Payments included $500 to bury a client's son; $200 for a client to meet with an attorney to discuss a child custody case; $400 for clothing despite a $200 limit on such purchases; $694 for two sets of mattresses; and $600 for orthopedic shoes for a client who didn't need them.

More than $32 million was available to support 44,000 clients in the program statewide in the 2010 fiscal year, Human Services spokeswoman Januari Smith said.

Clay-Wilson and Laga were suspended and received additional training on state rules, while Dickerson left her job in November 2010, according to Smith and state records.

Dickerson approved the expenses, Clay-Wilson reviewed them without correction, and Laga processed the paperwork, according to the report.

Dickerson told authorities in an August 2010 interview that Clay-Wilson wanted to better advertise the program's services and recruited clients, many of whom had greater needs than traditionally was the case. The mattresses, for example, went to a client and her children who were sleeping on a floor. She said most of her clients were homeless.

In a response to the report, Clay-Wilson said she was trying to open the program to more disabled minorities who enter it "more dependent on services from social services agencies than white customers."

"This office only tried to provide the services necessary for the customers to become successfully employed," she wrote in the response. "The error was in failure to document the reason many of the services issued were necessary."

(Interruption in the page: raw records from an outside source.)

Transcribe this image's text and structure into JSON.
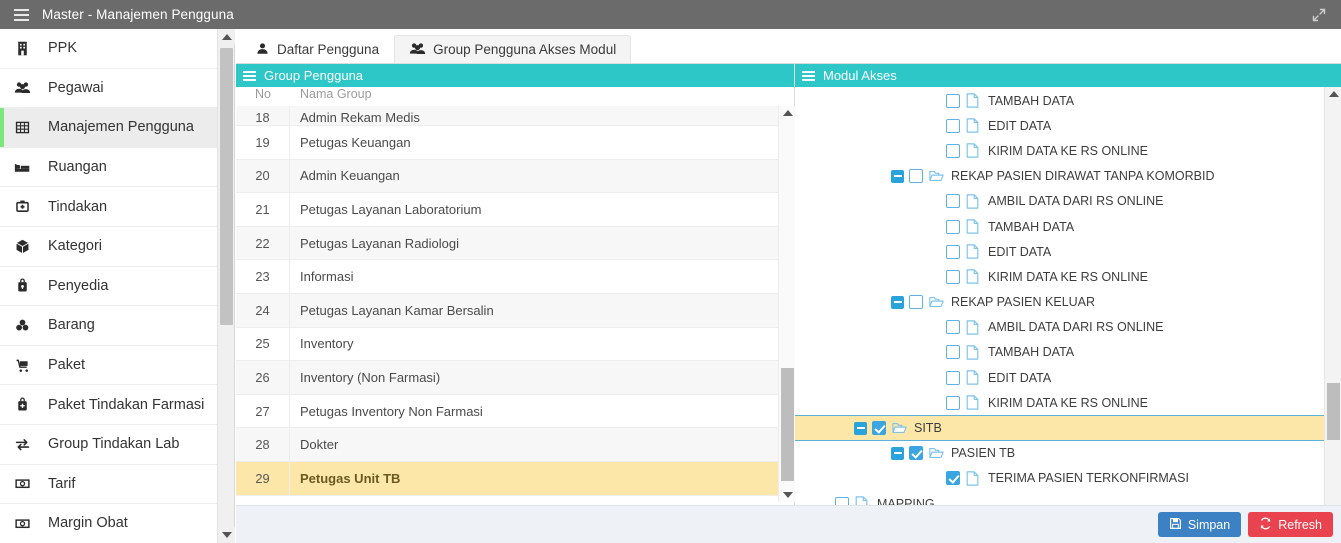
{
  "window": {
    "title": "Master - Manajemen Pengguna",
    "menu_icon": "hamburger-icon",
    "expand_icon": "expand-arrows-icon",
    "titlebar_color": "#6b6b6b"
  },
  "sidebar": {
    "accent_color": "#7ce87c",
    "items": [
      {
        "label": "PPK",
        "icon": "building-icon",
        "active": false
      },
      {
        "label": "Pegawai",
        "icon": "users-icon",
        "active": false
      },
      {
        "label": "Manajemen Pengguna",
        "icon": "table-grid-icon",
        "active": true
      },
      {
        "label": "Ruangan",
        "icon": "bed-icon",
        "active": false
      },
      {
        "label": "Tindakan",
        "icon": "medical-kit-icon",
        "active": false
      },
      {
        "label": "Kategori",
        "icon": "cube-icon",
        "active": false
      },
      {
        "label": "Penyedia",
        "icon": "supplier-icon",
        "active": false
      },
      {
        "label": "Barang",
        "icon": "boxes-icon",
        "active": false
      },
      {
        "label": "Paket",
        "icon": "cart-icon",
        "active": false
      },
      {
        "label": "Paket Tindakan Farmasi",
        "icon": "pharmacy-icon",
        "active": false
      },
      {
        "label": "Group Tindakan Lab",
        "icon": "exchange-arrows-icon",
        "active": false
      },
      {
        "label": "Tarif",
        "icon": "money-icon",
        "active": false
      },
      {
        "label": "Margin Obat",
        "icon": "money-icon",
        "active": false
      }
    ]
  },
  "tabs": [
    {
      "label": "Daftar Pengguna",
      "icon": "user-icon",
      "active": false
    },
    {
      "label": "Group Pengguna Akses Modul",
      "icon": "users-icon",
      "active": true
    }
  ],
  "left_panel": {
    "header": "Group Pengguna",
    "header_icon": "list-icon",
    "header_color": "#2ec7c7",
    "columns": {
      "no": "No",
      "name": "Nama Group"
    },
    "rows": [
      {
        "no": "18",
        "name": "Admin Rekam Medis",
        "selected": false,
        "clipped": true
      },
      {
        "no": "19",
        "name": "Petugas Keuangan",
        "selected": false
      },
      {
        "no": "20",
        "name": "Admin Keuangan",
        "selected": false
      },
      {
        "no": "21",
        "name": "Petugas Layanan Laboratorium",
        "selected": false
      },
      {
        "no": "22",
        "name": "Petugas Layanan Radiologi",
        "selected": false
      },
      {
        "no": "23",
        "name": "Informasi",
        "selected": false
      },
      {
        "no": "24",
        "name": "Petugas Layanan Kamar Bersalin",
        "selected": false
      },
      {
        "no": "25",
        "name": "Inventory",
        "selected": false
      },
      {
        "no": "26",
        "name": "Inventory (Non Farmasi)",
        "selected": false
      },
      {
        "no": "27",
        "name": "Petugas Inventory Non Farmasi",
        "selected": false
      },
      {
        "no": "28",
        "name": "Dokter",
        "selected": false
      },
      {
        "no": "29",
        "name": "Petugas Unit TB",
        "selected": true
      }
    ]
  },
  "right_panel": {
    "header": "Modul Akses",
    "header_icon": "list-icon",
    "header_color": "#2ec7c7",
    "nodes": [
      {
        "label": "TAMBAH DATA",
        "indent": 3,
        "toggle": "none",
        "checked": false,
        "icon": "file-icon",
        "selected": false
      },
      {
        "label": "EDIT DATA",
        "indent": 3,
        "toggle": "none",
        "checked": false,
        "icon": "file-icon",
        "selected": false
      },
      {
        "label": "KIRIM DATA KE RS ONLINE",
        "indent": 3,
        "toggle": "none",
        "checked": false,
        "icon": "file-icon",
        "selected": false
      },
      {
        "label": "REKAP PASIEN DIRAWAT TANPA KOMORBID",
        "indent": 2,
        "toggle": "minus",
        "checked": false,
        "icon": "folder-icon",
        "selected": false
      },
      {
        "label": "AMBIL DATA DARI RS ONLINE",
        "indent": 3,
        "toggle": "none",
        "checked": false,
        "icon": "file-icon",
        "selected": false
      },
      {
        "label": "TAMBAH DATA",
        "indent": 3,
        "toggle": "none",
        "checked": false,
        "icon": "file-icon",
        "selected": false
      },
      {
        "label": "EDIT DATA",
        "indent": 3,
        "toggle": "none",
        "checked": false,
        "icon": "file-icon",
        "selected": false
      },
      {
        "label": "KIRIM DATA KE RS ONLINE",
        "indent": 3,
        "toggle": "none",
        "checked": false,
        "icon": "file-icon",
        "selected": false
      },
      {
        "label": "REKAP PASIEN KELUAR",
        "indent": 2,
        "toggle": "minus",
        "checked": false,
        "icon": "folder-icon",
        "selected": false
      },
      {
        "label": "AMBIL DATA DARI RS ONLINE",
        "indent": 3,
        "toggle": "none",
        "checked": false,
        "icon": "file-icon",
        "selected": false
      },
      {
        "label": "TAMBAH DATA",
        "indent": 3,
        "toggle": "none",
        "checked": false,
        "icon": "file-icon",
        "selected": false
      },
      {
        "label": "EDIT DATA",
        "indent": 3,
        "toggle": "none",
        "checked": false,
        "icon": "file-icon",
        "selected": false
      },
      {
        "label": "KIRIM DATA KE RS ONLINE",
        "indent": 3,
        "toggle": "none",
        "checked": false,
        "icon": "file-icon",
        "selected": false
      },
      {
        "label": "SITB",
        "indent": 1,
        "toggle": "minus",
        "checked": true,
        "icon": "folder-icon",
        "selected": true
      },
      {
        "label": "PASIEN TB",
        "indent": 2,
        "toggle": "minus",
        "checked": true,
        "icon": "folder-icon",
        "selected": false
      },
      {
        "label": "TERIMA PASIEN TERKONFIRMASI",
        "indent": 3,
        "toggle": "none",
        "checked": true,
        "icon": "file-icon",
        "selected": false
      },
      {
        "label": "MAPPING",
        "indent": 0,
        "toggle": "none",
        "checked": false,
        "icon": "file-icon",
        "selected": false
      }
    ]
  },
  "footer": {
    "save_label": "Simpan",
    "save_icon": "save-disk-icon",
    "save_color": "#3c81c4",
    "refresh_label": "Refresh",
    "refresh_icon": "refresh-icon",
    "refresh_color": "#e8434f"
  }
}
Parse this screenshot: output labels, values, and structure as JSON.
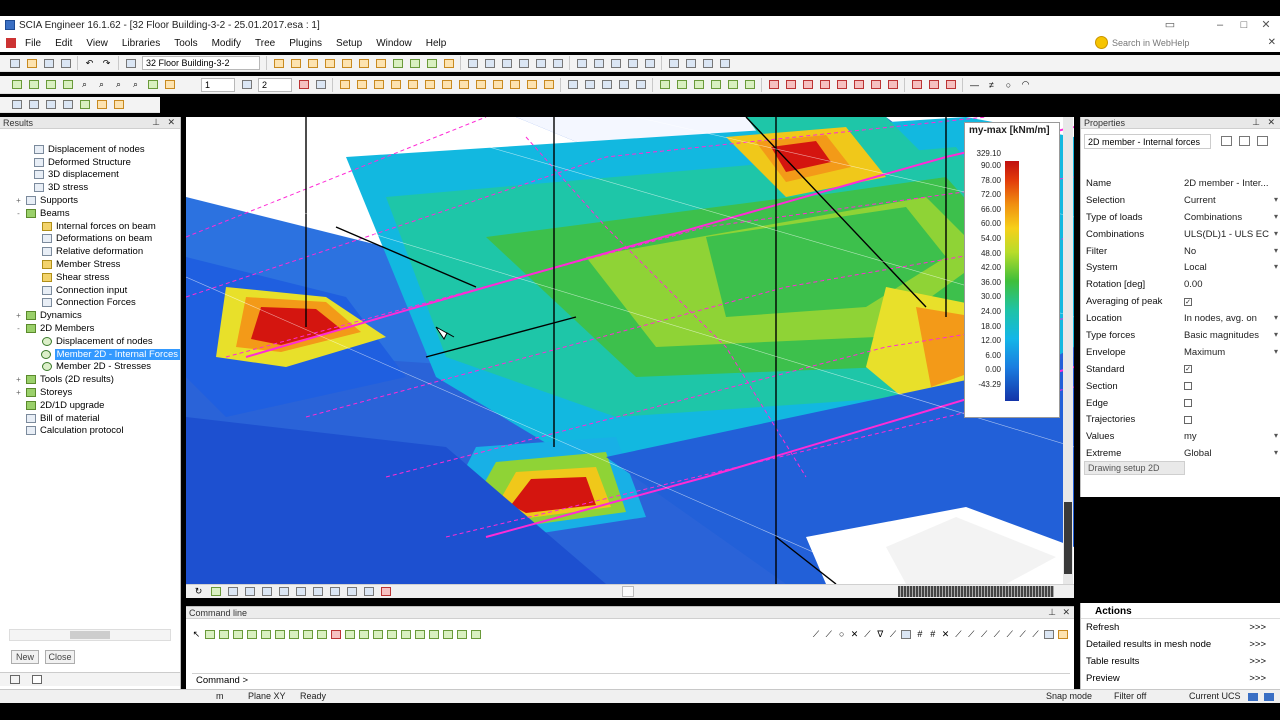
{
  "window": {
    "title": "SCIA Engineer 16.1.62 - [32 Floor Building-3-2 - 25.01.2017.esa : 1]"
  },
  "menu": [
    "File",
    "Edit",
    "View",
    "Libraries",
    "Tools",
    "Modify",
    "Tree",
    "Plugins",
    "Setup",
    "Window",
    "Help"
  ],
  "help_search": {
    "placeholder": "Search in WebHelp"
  },
  "toolbar": {
    "project_combo": "32 Floor Building-3-2",
    "spin1": "1",
    "spin2": "2"
  },
  "results_panel": {
    "title": "Results",
    "tree": [
      {
        "label": "Displacement of nodes",
        "level": 1,
        "expander": "",
        "icon": "deform-icon"
      },
      {
        "label": "Deformed Structure",
        "level": 1,
        "expander": "",
        "icon": "deform-icon"
      },
      {
        "label": "3D displacement",
        "level": 1,
        "expander": "",
        "icon": "displacement-icon"
      },
      {
        "label": "3D stress",
        "level": 1,
        "expander": "",
        "icon": "stress-icon"
      },
      {
        "label": "Supports",
        "level": 0,
        "expander": "+",
        "icon": "support-icon"
      },
      {
        "label": "Beams",
        "level": 0,
        "expander": "-",
        "icon": "beam-icon"
      },
      {
        "label": "Internal forces on beam",
        "level": 2,
        "expander": "",
        "icon": "beam-force-icon"
      },
      {
        "label": "Deformations on beam",
        "level": 2,
        "expander": "",
        "icon": "beam-deform-icon"
      },
      {
        "label": "Relative deformation",
        "level": 2,
        "expander": "",
        "icon": "rel-deform-icon"
      },
      {
        "label": "Member Stress",
        "level": 2,
        "expander": "",
        "icon": "member-stress-icon"
      },
      {
        "label": "Shear stress",
        "level": 2,
        "expander": "",
        "icon": "shear-icon"
      },
      {
        "label": "Connection input",
        "level": 2,
        "expander": "",
        "icon": "connection-icon"
      },
      {
        "label": "Connection Forces",
        "level": 2,
        "expander": "",
        "icon": "connection-icon"
      },
      {
        "label": "Dynamics",
        "level": 0,
        "expander": "+",
        "icon": "dynamics-icon"
      },
      {
        "label": "2D Members",
        "level": 0,
        "expander": "-",
        "icon": "slab-icon"
      },
      {
        "label": "Displacement of nodes",
        "level": 2,
        "expander": "",
        "icon": "target-icon"
      },
      {
        "label": "Member 2D - Internal Forces",
        "level": 2,
        "expander": "",
        "icon": "target-icon",
        "selected": true
      },
      {
        "label": "Member 2D - Stresses",
        "level": 2,
        "expander": "",
        "icon": "target-icon"
      },
      {
        "label": "Tools (2D results)",
        "level": 0,
        "expander": "+",
        "icon": "tools-icon"
      },
      {
        "label": "Storeys",
        "level": 0,
        "expander": "+",
        "icon": "storey-icon"
      },
      {
        "label": "2D/1D upgrade",
        "level": 0,
        "expander": "",
        "icon": "upgrade-icon"
      },
      {
        "label": "Bill of material",
        "level": 0,
        "expander": "",
        "icon": "bom-icon"
      },
      {
        "label": "Calculation protocol",
        "level": 0,
        "expander": "",
        "icon": "protocol-icon"
      }
    ],
    "new_label": "New",
    "close_label": "Close"
  },
  "legend": {
    "title": "my-max [kNm/m]",
    "values": [
      "329.10",
      "90.00",
      "78.00",
      "72.00",
      "66.00",
      "60.00",
      "54.00",
      "48.00",
      "42.00",
      "36.00",
      "30.00",
      "24.00",
      "18.00",
      "12.00",
      "6.00",
      "0.00",
      "-43.29"
    ]
  },
  "command_panel": {
    "title": "Command line",
    "prompt": "Command >"
  },
  "properties": {
    "title": "Properties",
    "combo": "2D member - Internal forces",
    "rows": [
      {
        "k": "Name",
        "v": "2D member - Inter...",
        "type": "text"
      },
      {
        "k": "Selection",
        "v": "Current",
        "type": "dd"
      },
      {
        "k": "Type of loads",
        "v": "Combinations",
        "type": "dd"
      },
      {
        "k": "Combinations",
        "v": "ULS(DL)1 - ULS EC",
        "type": "dd"
      },
      {
        "k": "Filter",
        "v": "No",
        "type": "dd"
      },
      {
        "k": "System",
        "v": "Local",
        "type": "dd"
      },
      {
        "k": "Rotation [deg]",
        "v": "0.00",
        "type": "text"
      },
      {
        "k": "Averaging of peak",
        "v": "checked",
        "type": "chk"
      },
      {
        "k": "Location",
        "v": "In nodes, avg. on",
        "type": "dd"
      },
      {
        "k": "Type forces",
        "v": "Basic magnitudes",
        "type": "dd"
      },
      {
        "k": "Envelope",
        "v": "Maximum",
        "type": "dd"
      },
      {
        "k": "Standard",
        "v": "checked",
        "type": "chk"
      },
      {
        "k": "Section",
        "v": "",
        "type": "chk"
      },
      {
        "k": "Edge",
        "v": "",
        "type": "chk"
      },
      {
        "k": "Trajectories",
        "v": "",
        "type": "chk"
      },
      {
        "k": "Values",
        "v": "my",
        "type": "dd"
      },
      {
        "k": "Extreme",
        "v": "Global",
        "type": "dd"
      }
    ],
    "drawing_setup": "Drawing setup 2D"
  },
  "actions": {
    "title": "Actions",
    "items": [
      {
        "label": "Refresh",
        "arrow": ">>>"
      },
      {
        "label": "Detailed results in mesh node",
        "arrow": ">>>"
      },
      {
        "label": "Table results",
        "arrow": ">>>"
      },
      {
        "label": "Preview",
        "arrow": ">>>"
      }
    ]
  },
  "status": {
    "unit": "m",
    "plane": "Plane XY",
    "state": "Ready",
    "snap": "Snap mode",
    "filter": "Filter off",
    "ucs": "Current UCS"
  }
}
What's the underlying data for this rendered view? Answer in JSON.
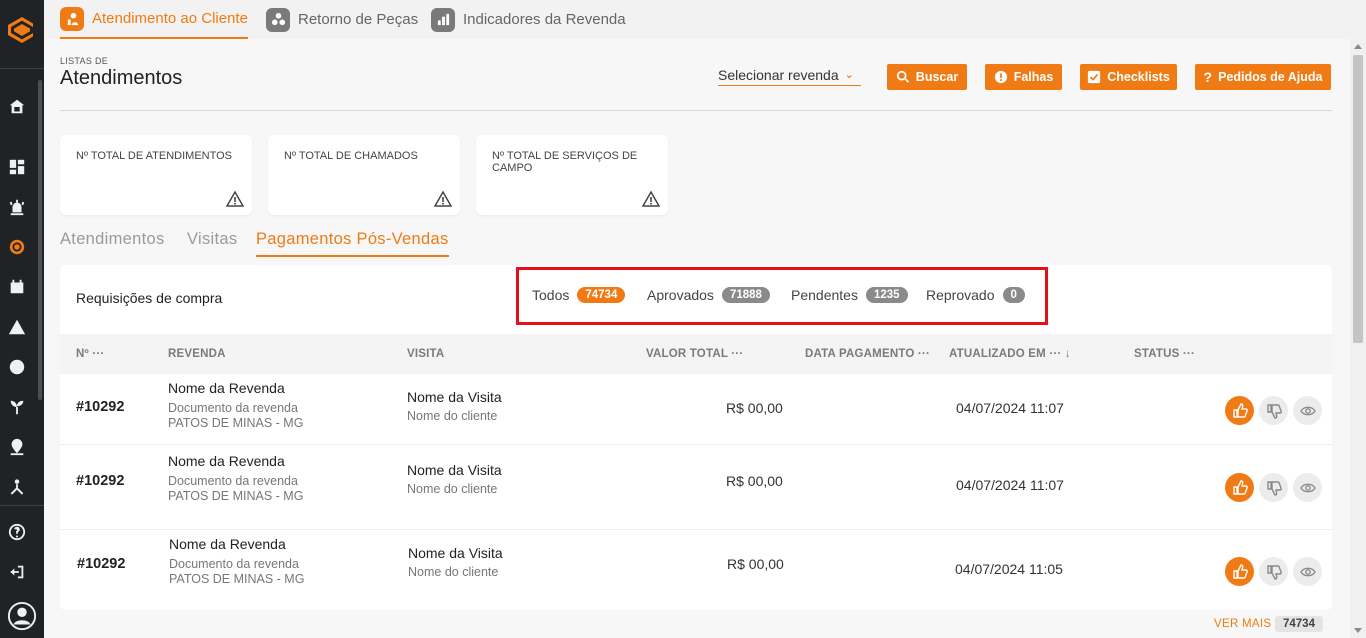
{
  "top_tabs": [
    {
      "label": "Atendimento ao Cliente",
      "active": true
    },
    {
      "label": "Retorno de Peças",
      "active": false
    },
    {
      "label": "Indicadores da Revenda",
      "active": false
    }
  ],
  "header": {
    "small_caption": "LISTAS DE",
    "title": "Atendimentos",
    "select_placeholder": "Selecionar revenda",
    "buttons": {
      "buscar": "Buscar",
      "falhas": "Falhas",
      "checklists": "Checklists",
      "ajuda": "Pedidos de Ajuda"
    }
  },
  "cards": [
    {
      "label": "Nº TOTAL DE ATENDIMENTOS"
    },
    {
      "label": "Nº TOTAL DE CHAMADOS"
    },
    {
      "label": "Nº TOTAL DE SERVIÇOS DE CAMPO"
    }
  ],
  "sub_tabs": [
    {
      "label": "Atendimentos",
      "active": false
    },
    {
      "label": "Visitas",
      "active": false
    },
    {
      "label": "Pagamentos Pós-Vendas",
      "active": true
    }
  ],
  "panel": {
    "title": "Requisições de compra",
    "filters": [
      {
        "label": "Todos",
        "count": "74734"
      },
      {
        "label": "Aprovados",
        "count": "71888"
      },
      {
        "label": "Pendentes",
        "count": "1235"
      },
      {
        "label": "Reprovado",
        "count": "0"
      }
    ],
    "columns": {
      "num": "Nº ···",
      "revenda": "REVENDA",
      "visita": "VISITA",
      "valor": "VALOR TOTAL ···",
      "data_pag": "DATA PAGAMENTO ···",
      "atualizado": "ATUALIZADO EM ··· ↓",
      "status": "STATUS ···"
    },
    "rows": [
      {
        "num": "#10292",
        "revenda": "Nome da Revenda",
        "doc": "Documento da revenda",
        "local": "PATOS DE MINAS - MG",
        "visita": "Nome da Visita",
        "cliente": "Nome do cliente",
        "valor": "R$ 00,00",
        "atualizado": "04/07/2024 11:07"
      },
      {
        "num": "#10292",
        "revenda": "Nome da Revenda",
        "doc": "Documento da revenda",
        "local": "PATOS DE MINAS - MG",
        "visita": "Nome da Visita",
        "cliente": "Nome do cliente",
        "valor": "R$ 00,00",
        "atualizado": "04/07/2024 11:07"
      },
      {
        "num": "#10292",
        "revenda": "Nome da Revenda",
        "doc": "Documento da revenda",
        "local": "PATOS DE MINAS - MG",
        "visita": "Nome da Visita",
        "cliente": "Nome do cliente",
        "valor": "R$ 00,00",
        "atualizado": "04/07/2024 11:05"
      }
    ]
  },
  "footer": {
    "ver_mais": "VER MAIS",
    "total": "74734"
  },
  "colors": {
    "accent": "#f07b14",
    "sidebar": "#1f2326",
    "highlight": "#e3101a"
  }
}
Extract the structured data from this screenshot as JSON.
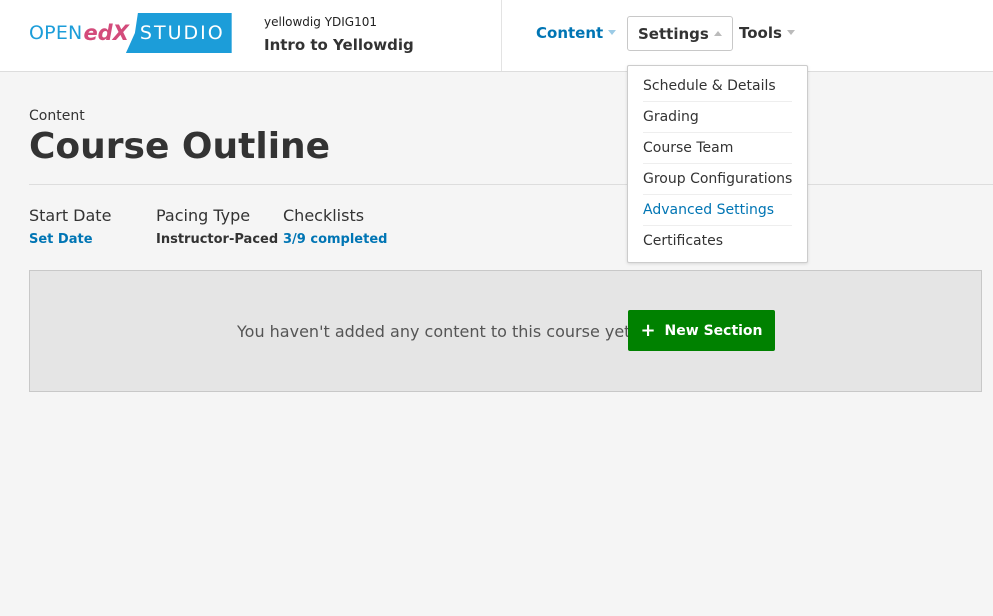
{
  "logo": {
    "open": "OPEN",
    "edx": "edX",
    "studio": "STUDIO"
  },
  "course": {
    "org": "yellowdig  YDIG101",
    "title": "Intro to Yellowdig"
  },
  "nav": {
    "content": "Content",
    "settings": "Settings",
    "tools": "Tools"
  },
  "settings_menu": {
    "items": [
      {
        "label": "Schedule & Details"
      },
      {
        "label": "Grading"
      },
      {
        "label": "Course Team"
      },
      {
        "label": "Group Configurations"
      },
      {
        "label": "Advanced Settings"
      },
      {
        "label": "Certificates"
      }
    ]
  },
  "page": {
    "section": "Content",
    "title": "Course Outline"
  },
  "status": {
    "start_date_label": "Start Date",
    "start_date_value": "Set Date",
    "pacing_label": "Pacing Type",
    "pacing_value": "Instructor-Paced",
    "checklists_label": "Checklists",
    "checklists_value": "3/9 completed"
  },
  "empty": {
    "message": "You haven't added any content to this course yet.",
    "button": "New Section",
    "icon": "plus-icon"
  },
  "colors": {
    "brand_blue": "#1c9dd9",
    "link_blue": "#0075b4",
    "button_green": "#008100",
    "edx_pink": "#d34b7b"
  }
}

Clay-Wilson, who according to other state records makes $81,900 a year, is out of the office this week. She did not immediately return a message and did not answer a home phone.

Laga, who makes $49,000, referred questions to Clay-Wilson, saying, "I follow the rules." She told investigators she questioned some spending, but Clay-Wilson told her to complete the paperwork, an assertion Clay-Wilson denied.

State records indicate Dickerson, who earned $74,900, left her position in November 2010. She did not return a message left at a number listed at her address.